Ailleurs dans son Sadhana, le poète rappelait que si son pays avait, au cours de sa longue histoire, choisi comme lieu de pèlerinage « des lieux où la nature présentait une beauté, une splendeur particulière » (3), c'était d'abord pour « que la pensée pût y sortir de son horizon de nécessités étroites et sentir qu'elle a sa place dans l'infini » (4). Il suffit de s’intéresser aux projets éducatifs dans lesquels il s'est lancé pour comprendre qu’il ne s’agit pas pour lui d’abstractions. Notons ainsi la fondation d'une école à Santiniketan en 1901, de l'université Visva-Bharati en 1921, et même d'un Institut pour la reconstruction et le développement rural en 1922. Les tapavana, c'est-à-dire les anciens ermitages des forêts, lieux d'enseignement des ascètes de l'Inde, les rishis, étaient ses sources d'inspiration. En 1906, dans un article intitulé « De l'éducation et ses problèmes » (5), Rabindranath Tagore donnait quelques indications sur son projet éducatif et en particulier sur la relation entre éducation et écologie, même si, pour des raisons évidentes, ce dernier mot n'était pas utilisé. Afin d'éviter, disait-il, que l'école ne devienne une « usine » diffusant un « savoir manufacturé » et fabriquant des « robots », il était nécessaire d'ancrer le processus de transmission des savoirs dans un contexte naturel.

 

Mais le secours de la nature nous est indispensable pendant notre croissance et avant d'être immergés jusqu'au cou dans le tourbillon des affaires du monde. Arbres et rivières, ciels bleus et beaux horizons nous sont aussi nécessaires que les bancs et les tableaux noirs, les livres et les examens.

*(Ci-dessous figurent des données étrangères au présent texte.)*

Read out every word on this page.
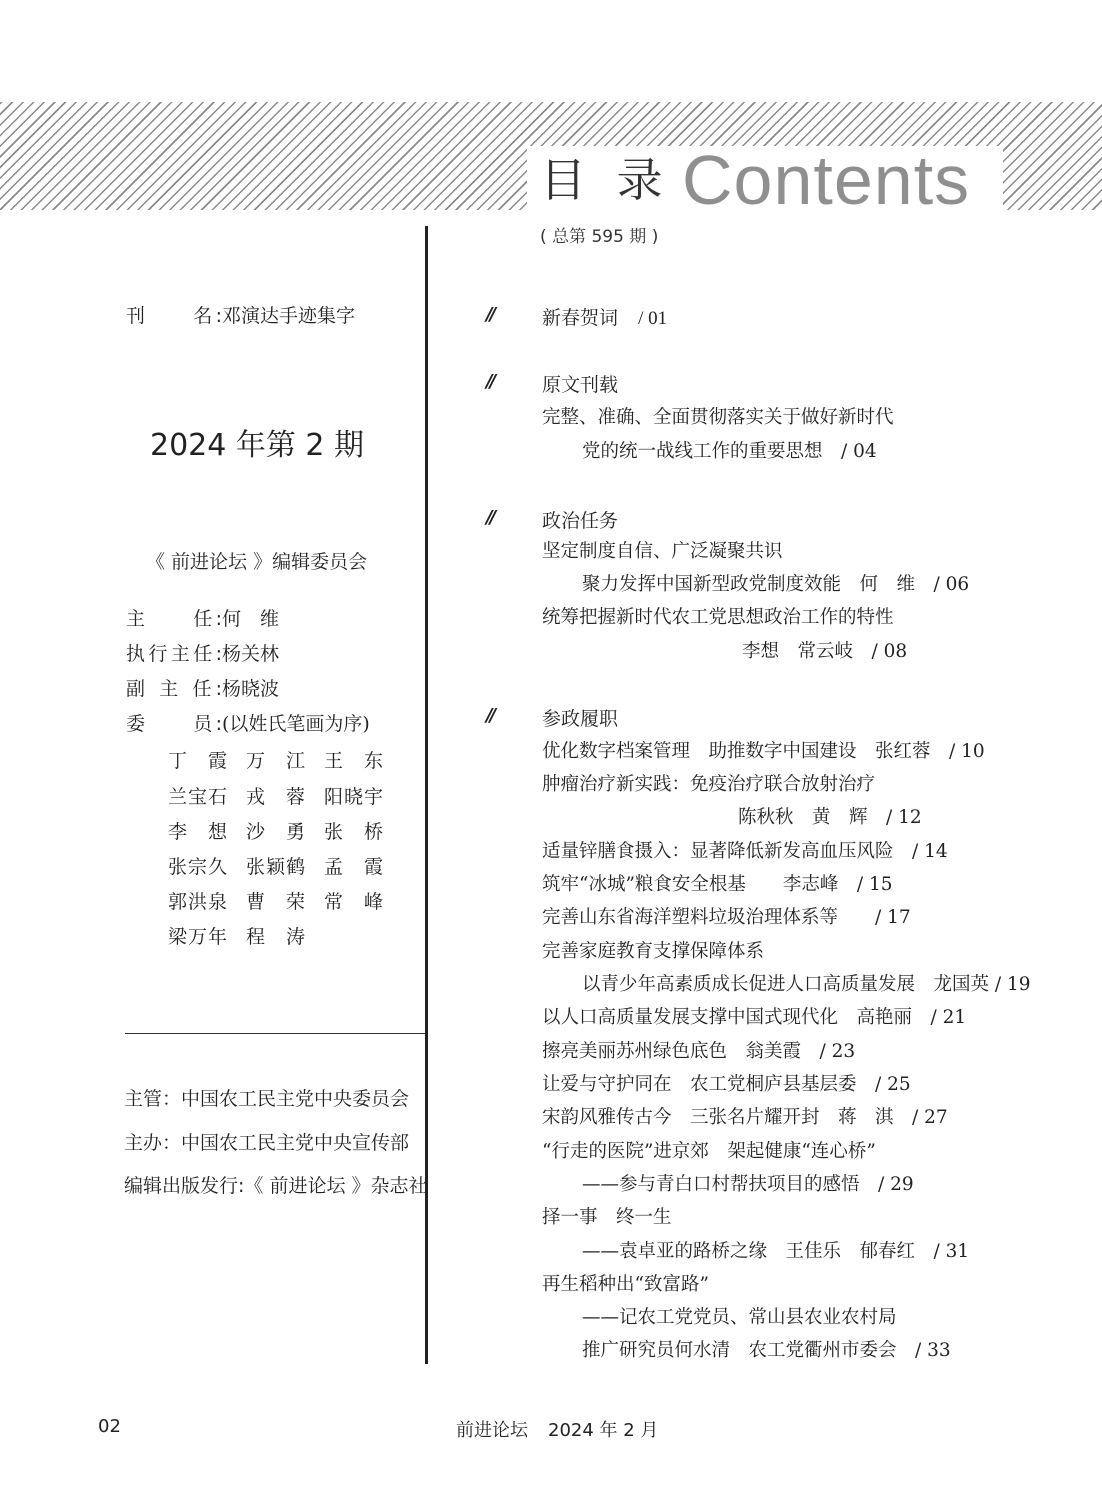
目 录 Contents
( 总第 595 期 )
刊　　名:邓演达手迹集字
2024 年第 2 期
《 前进论坛 》编辑委员会
主　　任:何　维
执行主任:杨关林
副 主 任:杨晓波
委　　员:(以姓氏笔画为序)
丁　霞 万　江 王　东
兰宝石 戎　蓉 阳晓宇
李　想 沙　勇 张　桥
张宗久 张颖鹤 孟　霞
郭洪泉 曹　荣 常　峰
梁万年 程　涛
主管：中国农工民主党中央委员会
主办：中国农工民主党中央宣传部
编辑出版发行:《 前进论坛 》杂志社
//	新春贺词 / 01
//	原文刊载
完整、准确、全面贯彻落实关于做好新时代
党的统一战线工作的重要思想　/ 04
//	政治任务
坚定制度自信、广泛凝聚共识
聚力发挥中国新型政党制度效能　何　维　/ 06
统筹把握新时代农工党思想政治工作的特性
李想　常云岐　/ 08
//	参政履职
优化数字档案管理　助推数字中国建设　张红蓉　/ 10
肿瘤治疗新实践：免疫治疗联合放射治疗
陈秋秋　黄　辉　/ 12
适量锌膳食摄入：显著降低新发高血压风险　/ 14
筑牢“冰城”粮食安全根基　　李志峰　/ 15
完善山东省海洋塑料垃圾治理体系等　　/ 17
完善家庭教育支撑保障体系
以青少年高素质成长促进人口高质量发展　龙国英 / 19
以人口高质量发展支撑中国式现代化　高艳丽　/ 21
擦亮美丽苏州绿色底色　翁美霞　/ 23
让爱与守护同在　农工党桐庐县基层委　/ 25
宋韵风雅传古今　三张名片耀开封　蒋　淇　/ 27
“行走的医院”进京郊　架起健康“连心桥”
——参与青白口村帮扶项目的感悟　/ 29
择一事　终一生
——袁卓亚的路桥之缘　王佳乐　郁春红　/ 31
再生稻种出“致富路”
——记农工党党员、常山县农业农村局
推广研究员何水清　农工党衢州市委会　/ 33
02	前进论坛 2024 年 2 月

Depuis les temps anciens, notre esprit indien s'est développé au contact intime et constant de la nature, et l'aspiration à l'unification avec les âmes animales et végétales a toujours été inhérente à l'âme indienne. Les jeunes ermites de l'Inde de jadis chantaient :

Devant le Dieu qui réside dans le feu et dans l'eau, dans les arbres et les plantes,

Immanent en ce monde et dans tout l'Univers,

Nous nous inclinons, nous nous inclinons.

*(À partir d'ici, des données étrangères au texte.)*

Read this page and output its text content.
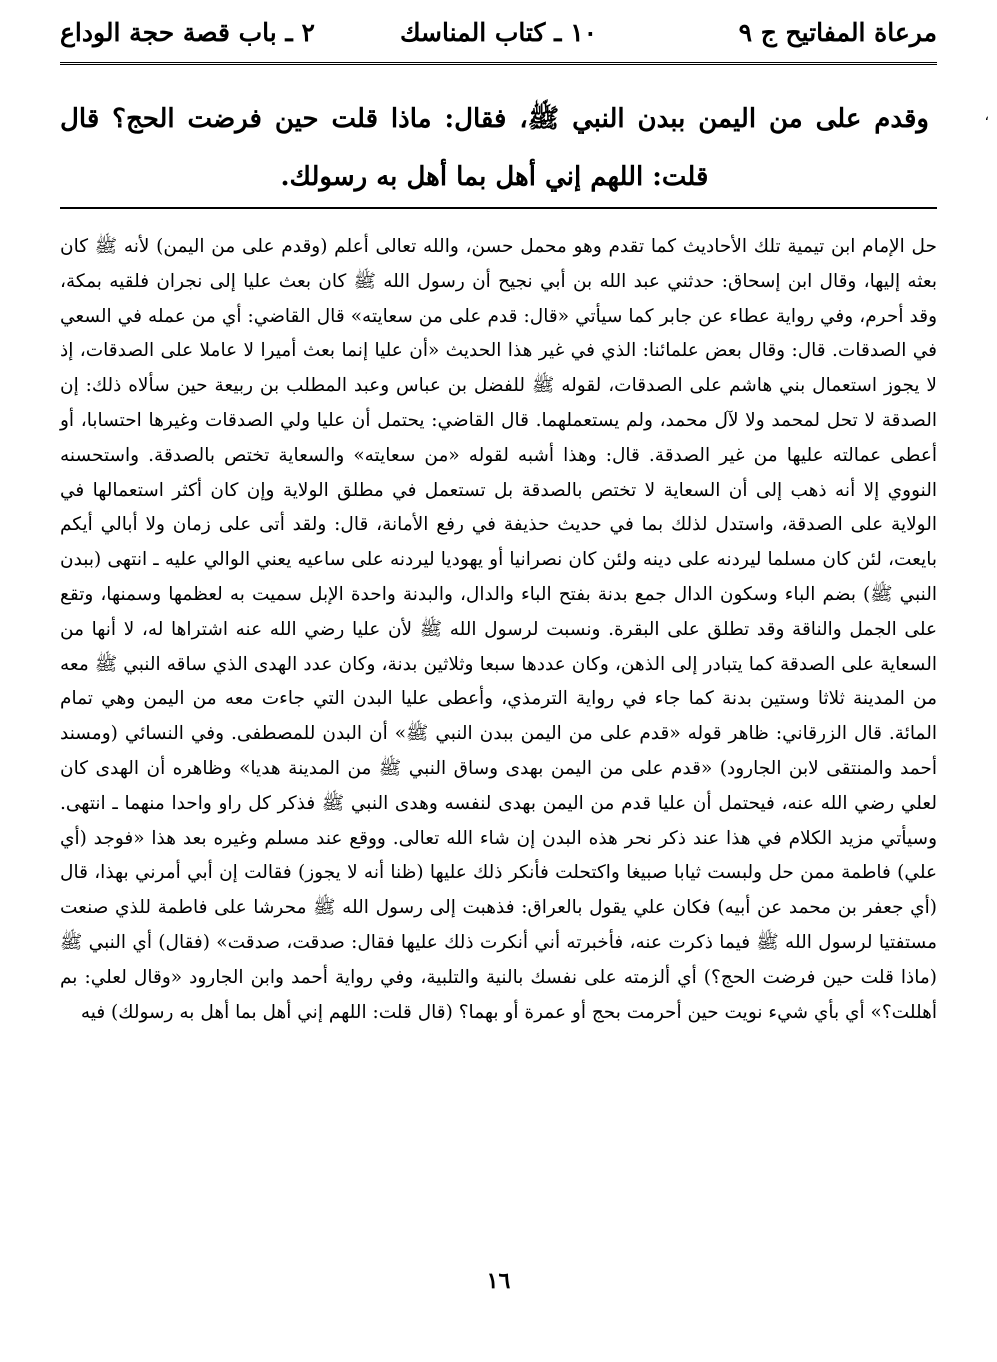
مرعاة المفاتيح ج ٩
١٠ ـ كتاب المناسك
٢ ـ باب قصة حجة الوداع
،
وقدم على من اليمن ببدن النبي ﷺ، فقال: ماذا قلت حين فرضت الحج؟ قال قلت: اللهم إني أهل بما أهل به رسولك.
حل الإمام ابن تيمية تلك الأحاديث كما تقدم وهو محمل حسن، والله تعالى أعلم (وقدم على من اليمن) لأنه ﷺ كان بعثه إليها، وقال ابن إسحاق: حدثني عبد الله بن أبي نجيح أن رسول الله ﷺ كان بعث عليا إلى نجران فلقيه بمكة، وقد أحرم، وفي رواية عطاء عن جابر كما سيأتي «قال: قدم على من سعايته» قال القاضي: أي من عمله في السعي في الصدقات. قال: وقال بعض علمائنا: الذي في غير هذا الحديث «أن عليا إنما بعث أميرا لا عاملا على الصدقات، إذ لا يجوز استعمال بني هاشم على الصدقات، لقوله ﷺ للفضل بن عباس وعبد المطلب بن ربيعة حين سألاه ذلك: إن الصدقة لا تحل لمحمد ولا لآل محمد، ولم يستعملهما. قال القاضي: يحتمل أن عليا ولي الصدقات وغيرها احتسابا، أو أعطى عمالته عليها من غير الصدقة. قال: وهذا أشبه لقوله «من سعايته» والسعاية تختص بالصدقة. واستحسنه النووي إلا أنه ذهب إلى أن السعاية لا تختص بالصدقة بل تستعمل في مطلق الولاية وإن كان أكثر استعمالها في الولاية على الصدقة، واستدل لذلك بما في حديث حذيفة في رفع الأمانة، قال: ولقد أتى على زمان ولا أبالي أيكم بايعت، لئن كان مسلما ليردنه على دينه ولئن كان نصرانيا أو يهوديا ليردنه على ساعيه يعني الوالي عليه ـ انتهى (ببدن النبي ﷺ) بضم الباء وسكون الدال جمع بدنة بفتح الباء والدال، والبدنة واحدة الإبل سميت به لعظمها وسمنها، وتقع على الجمل والناقة وقد تطلق على البقرة. ونسبت لرسول الله ﷺ لأن عليا رضي الله عنه اشتراها له، لا أنها من السعاية على الصدقة كما يتبادر إلى الذهن، وكان عددها سبعا وثلاثين بدنة، وكان عدد الهدى الذي ساقه النبي ﷺ معه من المدينة ثلاثا وستين بدنة كما جاء في رواية الترمذي، وأعطى عليا البدن التي جاءت معه من اليمن وهي تمام المائة. قال الزرقاني: ظاهر قوله «قدم على من اليمن ببدن النبي ﷺ» أن البدن للمصطفى. وفي النسائي (ومسند أحمد والمنتقى لابن الجارود) «قدم على من اليمن بهدى وساق النبي ﷺ من المدينة هديا» وظاهره أن الهدى كان لعلي رضي الله عنه، فيحتمل أن عليا قدم من اليمن بهدى لنفسه وهدى النبي ﷺ فذكر كل راو واحدا منهما ـ انتهى. وسيأتي مزيد الكلام في هذا عند ذكر نحر هذه البدن إن شاء الله تعالى. ووقع عند مسلم وغيره بعد هذا «فوجد (أي علي) فاطمة ممن حل ولبست ثيابا صبيغا واكتحلت فأنكر ذلك عليها (ظنا أنه لا يجوز) فقالت إن أبي أمرني بهذا، قال (أي جعفر بن محمد عن أبيه) فكان علي يقول بالعراق: فذهبت إلى رسول الله ﷺ محرشا على فاطمة للذي صنعت مستفتيا لرسول الله ﷺ فيما ذكرت عنه، فأخبرته أني أنكرت ذلك عليها فقال: صدقت، صدقت» (فقال) أي النبي ﷺ (ماذا قلت حين فرضت الحج؟) أي ألزمته على نفسك بالنية والتلبية، وفي رواية أحمد وابن الجارود «وقال لعلي: بم أهللت؟» أي بأي شيء نويت حين أحرمت بحج أو عمرة أو بهما؟ (قال قلت: اللهم إني أهل بما أهل به رسولك) فيه
١٦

Les quatre éléments, terre, eau, air et feu forment un tout et sont pleins de l’Âme universelle.

 

Cet extrait nous indique à la fois ce contre quoi Rabindranath Tagore s’engage (la robotisation de l’humain) et ce à quoi il aspire (une éducation qui réconcilierait nature et culture). Il s’agit là de la clé de voûte de sa philosophie. C’est moins la technique qu’il dénonce que le processus de technicisation de notre relation au réel. On comprend mieux son éloge de la beauté, des harmonies. Le sens esthétique (qui ne se confond pas avec un esthétisme purement formel ou académique) permet l’accomplissement de la vocation humaine, tandis que le développement d’une technique non maîtrisée ouvre la porte à des périls.

Note :

1) E. Said, « Yeats et la décolonisation », In Nationalisme, colonialisme et littérature (p. 69-93), Villeneuve-d'Ascq, Presses Universitaires du Septentrion, 1994, p. 73.

2) R. Tagore, L'Offrande lyrique, Paris, Gallimard, 2006, p. 104.

3) O. Aslan, Rabindranath Tagore, Paris, Pierre Seghers, 1963, p. 183.

4) Ibid., p. 183.

5) R. Tagore, Vers l'homme universel, Paris, Gallimard, 1964, p. 85.